OS, as it is more commonly known, seems to bumble along, but it could be oh so much better. Over the holidays the service as usual was… well, what can I say when it takes on average half-an-hour or more to get served at the bar.

To speed (sic) things up, they came up with a re-hashed version of their ‘it’s never worked before – so let’s try it again’ coupon book for drinks. This year you could actually return coupons for refund if you hadn’t used them all up. In previous years it was just tough luck, mate!

The trouble was that these so-called new-fangled coupon books were more of a hindrance than a help. A simple solution are rolls of tickets – green for beer, red for wine, brown for spirits and so on – want six beers, that’s six coupons. No more high finance for waiters and customers alike.

We all love OS; it has been a part of many of our lives for decades – but it seems at times to be slowly slipping away from us. We live in hope that some robust investment might be on the way coming – but given past performances, don’t hold your breath!

We stayed at the swank new Medina Palms, a great place and reasonably priced for an on-beach property – much less than a house and half the hassle. It is run as a hotel but all apartments lend themselves nicely to self-catering.

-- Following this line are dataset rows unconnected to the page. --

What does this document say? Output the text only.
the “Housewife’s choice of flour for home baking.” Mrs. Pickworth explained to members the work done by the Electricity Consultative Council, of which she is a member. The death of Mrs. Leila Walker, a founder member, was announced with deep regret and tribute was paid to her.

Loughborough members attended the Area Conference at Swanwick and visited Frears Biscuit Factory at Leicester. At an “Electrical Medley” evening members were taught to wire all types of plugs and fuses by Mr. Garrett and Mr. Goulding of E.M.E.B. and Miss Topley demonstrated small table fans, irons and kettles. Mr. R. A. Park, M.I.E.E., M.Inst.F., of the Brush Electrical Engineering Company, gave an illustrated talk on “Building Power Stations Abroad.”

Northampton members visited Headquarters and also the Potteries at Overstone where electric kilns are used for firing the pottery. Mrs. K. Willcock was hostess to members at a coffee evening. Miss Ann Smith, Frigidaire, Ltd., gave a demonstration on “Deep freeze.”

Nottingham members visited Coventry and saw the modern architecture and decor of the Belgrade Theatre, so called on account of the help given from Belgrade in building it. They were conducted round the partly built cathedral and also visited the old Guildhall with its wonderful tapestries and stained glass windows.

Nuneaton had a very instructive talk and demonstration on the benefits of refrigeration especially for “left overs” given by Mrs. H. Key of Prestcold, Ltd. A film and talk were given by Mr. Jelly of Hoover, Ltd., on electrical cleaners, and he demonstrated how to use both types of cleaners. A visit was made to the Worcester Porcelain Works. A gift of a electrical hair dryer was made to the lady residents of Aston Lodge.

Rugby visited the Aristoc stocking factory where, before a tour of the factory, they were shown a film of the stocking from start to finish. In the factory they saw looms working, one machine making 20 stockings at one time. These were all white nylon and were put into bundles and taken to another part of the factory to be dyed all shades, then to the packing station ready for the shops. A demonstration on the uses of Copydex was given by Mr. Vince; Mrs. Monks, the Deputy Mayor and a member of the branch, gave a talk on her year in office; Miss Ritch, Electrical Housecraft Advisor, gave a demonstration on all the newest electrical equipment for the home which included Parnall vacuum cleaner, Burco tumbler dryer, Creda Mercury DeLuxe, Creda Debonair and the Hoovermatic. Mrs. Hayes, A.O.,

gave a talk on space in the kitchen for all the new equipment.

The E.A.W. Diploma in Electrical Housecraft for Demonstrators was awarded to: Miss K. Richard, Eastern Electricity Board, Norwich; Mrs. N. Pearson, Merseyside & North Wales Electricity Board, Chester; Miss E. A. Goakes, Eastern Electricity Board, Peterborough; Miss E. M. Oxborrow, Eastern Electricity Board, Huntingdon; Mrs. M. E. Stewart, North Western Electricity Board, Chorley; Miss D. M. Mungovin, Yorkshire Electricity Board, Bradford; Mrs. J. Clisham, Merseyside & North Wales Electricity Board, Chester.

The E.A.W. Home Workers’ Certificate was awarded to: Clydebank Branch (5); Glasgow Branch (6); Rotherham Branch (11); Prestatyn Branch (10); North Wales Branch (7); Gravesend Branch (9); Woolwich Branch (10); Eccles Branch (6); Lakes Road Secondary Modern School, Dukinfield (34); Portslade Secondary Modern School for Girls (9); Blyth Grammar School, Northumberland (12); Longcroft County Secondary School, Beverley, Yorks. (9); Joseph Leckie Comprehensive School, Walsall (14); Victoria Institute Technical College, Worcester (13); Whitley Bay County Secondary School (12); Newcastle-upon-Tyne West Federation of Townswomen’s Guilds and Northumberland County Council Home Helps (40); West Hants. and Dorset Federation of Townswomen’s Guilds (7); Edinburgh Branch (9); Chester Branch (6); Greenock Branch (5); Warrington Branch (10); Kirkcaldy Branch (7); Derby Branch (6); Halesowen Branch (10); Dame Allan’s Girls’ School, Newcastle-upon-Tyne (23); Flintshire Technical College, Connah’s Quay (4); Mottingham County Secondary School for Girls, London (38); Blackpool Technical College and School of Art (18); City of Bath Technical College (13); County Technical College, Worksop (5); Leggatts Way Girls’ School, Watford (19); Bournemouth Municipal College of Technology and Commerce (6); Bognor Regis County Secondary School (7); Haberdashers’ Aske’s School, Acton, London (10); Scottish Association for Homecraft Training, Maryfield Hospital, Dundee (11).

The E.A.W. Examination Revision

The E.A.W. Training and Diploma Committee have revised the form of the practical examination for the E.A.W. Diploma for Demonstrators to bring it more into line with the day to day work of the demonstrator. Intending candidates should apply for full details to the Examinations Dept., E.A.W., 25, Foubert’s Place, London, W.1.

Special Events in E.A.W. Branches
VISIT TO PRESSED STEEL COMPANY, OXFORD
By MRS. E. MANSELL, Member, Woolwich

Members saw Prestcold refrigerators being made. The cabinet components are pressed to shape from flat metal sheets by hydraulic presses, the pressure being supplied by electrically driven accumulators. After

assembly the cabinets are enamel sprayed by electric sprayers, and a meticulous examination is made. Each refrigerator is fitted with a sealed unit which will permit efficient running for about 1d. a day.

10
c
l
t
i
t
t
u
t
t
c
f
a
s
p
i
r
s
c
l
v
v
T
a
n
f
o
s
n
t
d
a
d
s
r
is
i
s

It is located between Turtle Bay (another option) and Hemingways.

Medina Palms might be a little too modern for Watamu; you could really be anywhere except for that magnificent beach out front.

When I told a friends we  had stayed at Medina Palms, they asked ‘What else did you do in Dubai?’

Talking of apartments, a lot of our friends now stay at Blue Bay Apartments, which is a stone’s throw from the town’s bright lights. Bright lights – now that’s a bit of a stretch, but a new hostelaria right next to the best little gelateria in the whole wide world, and the ancient Ascot Hotel which still does a great pizza, is about it.

I’ll probably be hung, drawn and quartered by the homeowners of Watamu, but I am always happy to stand to be corrected.

(Now where did that saying come from? Hung, Drawn and Quartered. It was a penalty in England from 1351 for men convicted of high treason. Convicts were fastened to a hurdle, or wooden panel, and drawn by horse to the place of execution, where they were hanged (almost to the point of death), emasculated, disembowelled, beheaded and quartered (chopped into four pieces). Their remains were often displayed in prominent places across the country, such as London Bridge. For reasons of public decency, women convicted of high treason were instead burnt at the stake.)